Online this month, we have mostly been playing by our own rules.
On the evening of Monday 12 October, “#Trafigura” began trending on Twitter. The rules (in this case, England’s increasingly worrying libel laws) were preventing the Guardian from reporting the doings of Parliament. The Guardian was concerned that this broke another set of rules, namely “privileges guaranteeing free speech established under the 1688 Bill of Rights”. Picking up where Carter Ruck had forced the web’s favourite newspaper to leave off, Twitterers began to spread the censored news themselves.
By noon the next day information that Trafigura had sought to suppress had conformed to another rule – the Streisand effect, sending thousands of users who would most likely have ignored a Guardian exposĂ© on the subject of toxic dumping in Nigeria to a damning report that had been hosted on the whilstleblowing website Wikileaks since 13 September. Wrote one user “Thank you Twitter for alerting me to Trafigura. Would have completely missed this otherwise.”

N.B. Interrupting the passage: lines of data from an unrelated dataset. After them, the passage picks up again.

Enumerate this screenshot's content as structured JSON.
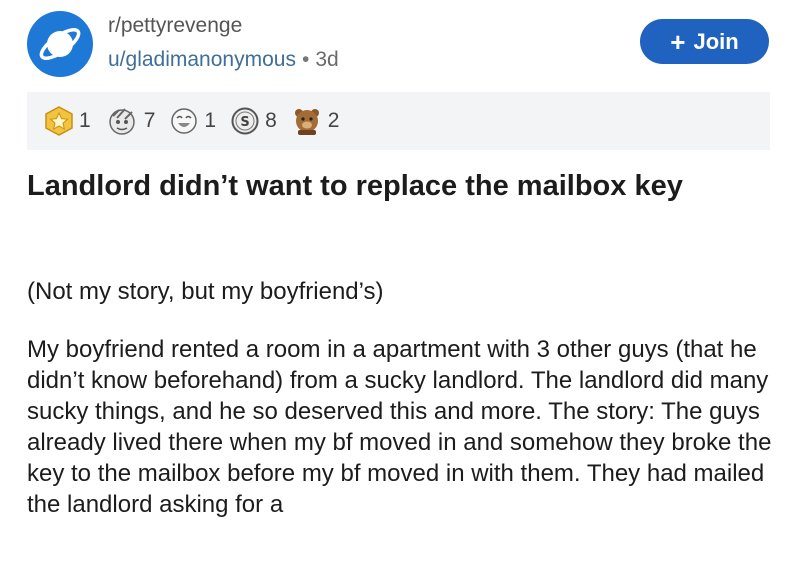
{
  "post_header": {
    "subreddit": "r/pettyrevenge",
    "username": "u/gladimanonymous",
    "separator": "•",
    "age": "3d",
    "join_label": "Join"
  },
  "awards": [
    {
      "icon": "star-award-icon",
      "count": "1"
    },
    {
      "icon": "eyeroll-face-award-icon",
      "count": "7"
    },
    {
      "icon": "rofl-face-award-icon",
      "count": "1"
    },
    {
      "icon": "silver-coin-award-icon",
      "count": "8"
    },
    {
      "icon": "bear-award-icon",
      "count": "2"
    }
  ],
  "post": {
    "title": "Landlord didn’t want to replace the mailbox key",
    "intro": "(Not my story, but my boyfriend’s)",
    "body": "My boyfriend rented a room in a apartment with 3 other guys (that he didn’t know beforehand) from a sucky landlord. The landlord did many sucky things, and he so deserved this and more. The story: The guys already lived there when my bf moved in and somehow they broke the key to the mailbox before my bf moved in with them. They had mailed the landlord asking for a"
  },
  "colors": {
    "accent": "#1f62c0",
    "avatar_bg": "#1e78d6",
    "award_bar_bg": "#f3f4f5",
    "username": "#3f6f98"
  }
}
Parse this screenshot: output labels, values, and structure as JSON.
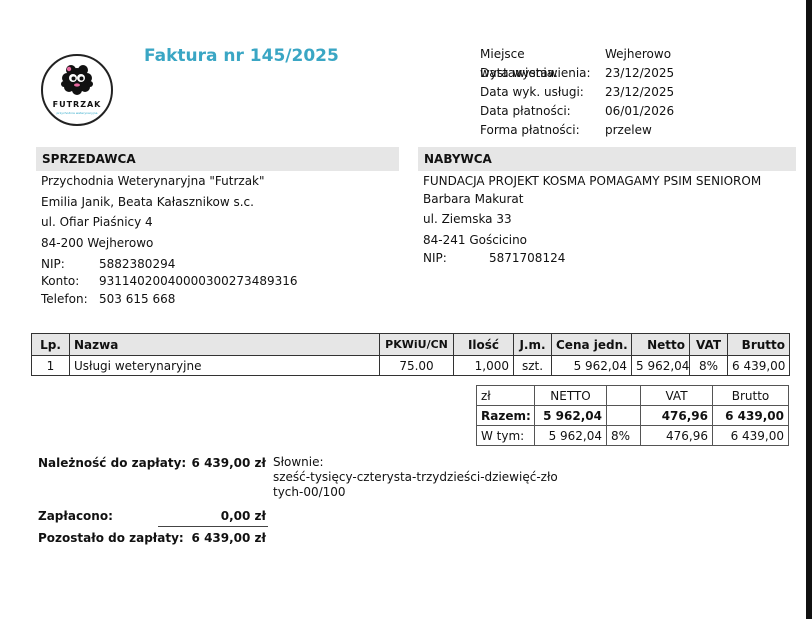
{
  "logo": {
    "name": "FUTRZAK",
    "sub": "przychodnia weterynaryjna"
  },
  "invoice": {
    "title": "Faktura nr 145/2025"
  },
  "meta": [
    {
      "label": "Miejsce wystawienia:",
      "value": "Wejherowo"
    },
    {
      "label": "Data wystawienia:",
      "value": "23/12/2025"
    },
    {
      "label": "Data wyk. usługi:",
      "value": "23/12/2025"
    },
    {
      "label": "Data płatności:",
      "value": "06/01/2026"
    },
    {
      "label": "Forma płatności:",
      "value": "przelew"
    }
  ],
  "seller": {
    "heading": "SPRZEDAWCA",
    "name": "Przychodnia Weterynaryjna \"Futrzak\"",
    "owners": "Emilia Janik, Beata Kałasznikow s.c.",
    "street": "ul. Ofiar Piaśnicy 4",
    "city": "84-200 Wejherowo",
    "nip_label": "NIP:",
    "nip": "5882380294",
    "account_label": "Konto:",
    "account": "93114020040000300273489316",
    "phone_label": "Telefon:",
    "phone": "503 615 668"
  },
  "buyer": {
    "heading": "NABYWCA",
    "name": "FUNDACJA PROJEKT KOSMA POMAGAMY PSIM SENIOROM",
    "person": "Barbara Makurat",
    "street": "ul. Ziemska 33",
    "city": "84-241 Gościcino",
    "nip_label": "NIP:",
    "nip": "5871708124"
  },
  "items_table": {
    "headers": [
      "Lp.",
      "Nazwa",
      "PKWiU/CN",
      "Ilość",
      "J.m.",
      "Cena jedn.",
      "Netto",
      "VAT",
      "Brutto"
    ],
    "rows": [
      [
        "1",
        "Usługi weterynaryjne",
        "75.00",
        "1,000",
        "szt.",
        "5 962,04",
        "5 962,04",
        "8%",
        "6 439,00"
      ]
    ]
  },
  "summary": {
    "currency": "zł",
    "netto_h": "NETTO",
    "vat_h": "VAT",
    "brutto_h": "Brutto",
    "total_label": "Razem:",
    "total_netto": "5 962,04",
    "total_vat": "476,96",
    "total_brutto": "6 439,00",
    "incl_label": "W tym:",
    "incl_netto": "5 962,04",
    "incl_rate": "8%",
    "incl_vat": "476,96",
    "incl_brutto": "6 439,00"
  },
  "payment": {
    "due_label": "Należność do zapłaty:",
    "due_value": "6 439,00 zł",
    "words_label": "Słownie:",
    "words_line1": "sześć-tysięcy-czterysta-trzydzieści-dziewięć-zło",
    "words_line2": "tych-00/100",
    "paid_label": "Zapłacono:",
    "paid_value": "0,00 zł",
    "remaining_label": "Pozostało do zapłaty:",
    "remaining_value": "6 439,00 zł"
  }
}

If the UK’s media pundits saw any similarity between this victory for free speech and last year’s outing on Facebook and other social networking sites of Baby P’s full name, also against the will of the courts, they didn’t mention it. And if Twitter’s owners felt any nerves about stretching their toes across the Atlantic to dip them in the cess pool that is English libel law, they didn’t show it. Where the rules don’t work, it seems fine to rely on instinct and the largesse of US corporations to help us break them.
Later in the week key UK Twitterers channelled an army of complainants to online advertisers whose products appeared next to an ill-judged and possibly homophobic piece by Jan Moir on the death of Steven Gately. Rather than go to the editor with their complaints, they played by another set of rules: they went for the newspaper’s bottom line. Soon, Marks & Spencer, Nestle, Kodak and National Express had pulled their advertising and Twitter had claimed another victory.
So far, so good. But as to whether these are the foundations upon which we wish to build a new set of rules for a new age, I’m not so sure. I can’t help wondering how far we will travel hand in hand with corporate conscience down the road marked digital free speech, before one of us chooses to pull away.